## Documentation Scraping Agent

### Objective
This component extracts technical documentation content from MoEngage's developer portal while bypassing potential anti-scraping measures. The extracted content is converted to clean Markdown format for downstream analysis.

### Technical Approach
#### Core Technologies
- **Bright Data Residential Proxies**: To bypass IP restrictions and avoid blocking
- **Requests**: For HTTP communication with retry mechanism
- **BeautifulSoup**: HTML parsing and content extraction
- **html2text**: Conversion of HTML to Markdown format
- **Regex**: Content cleanup and filename sanitization

#### Key Features
1. **Proxy Integration**:
   - Uses Bright Data residential proxies to mimic real user traffic
   - Configurable via environment variables for security
   - Automatic retry mechanism (3 attempts) for network resilience

2. **Content Extraction**:
   - Targets specific CSS classes (`article__body markdown`) for main content
   - Multiple fallback strategies if primary content container not found
   - Cleans unnecessary elements (scripts, styles, footers, etc.)

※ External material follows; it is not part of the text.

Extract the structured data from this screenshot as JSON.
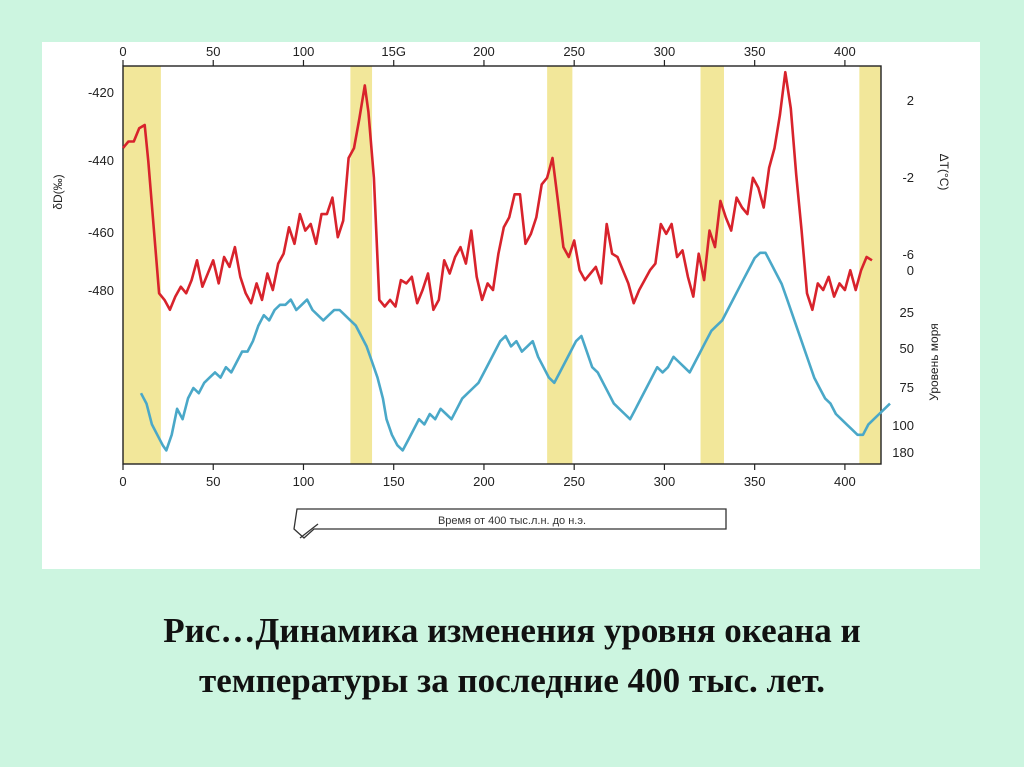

3. **Markdown Conversion**:
   - Preserves links and basic formatting
   - Skips images to reduce token usage in later stages
   - Aggressive cleanup of whitespace and line breaks

4. **File Management**:
   - Automatic directory creation (`scraped_docs`)
   - Filename generation from article titles
   - Special character sanitization for compatibility

### Why This Approach?
- **Anti-Scraping Mitigation**: Residential proxies help avoid IP bans that are common with technical documentation portals
- **Content Focus**: Targets only relevant technical content, ignoring navigation and site chrome
- **Format Preservation**: Maintains code blocks and technical formatting crucial for SDK documentation
- **Error Resilience**: Comprehensive exception handling for network and parsing issues


In [7]:
import requests
from bs4 import BeautifulSoup
import html2text
import re
import os
import urllib3
from urllib.parse import urlparse
import warnings


warnings.filterwarnings('ignore', category=urllib3.exceptions.InsecureRequestWarning)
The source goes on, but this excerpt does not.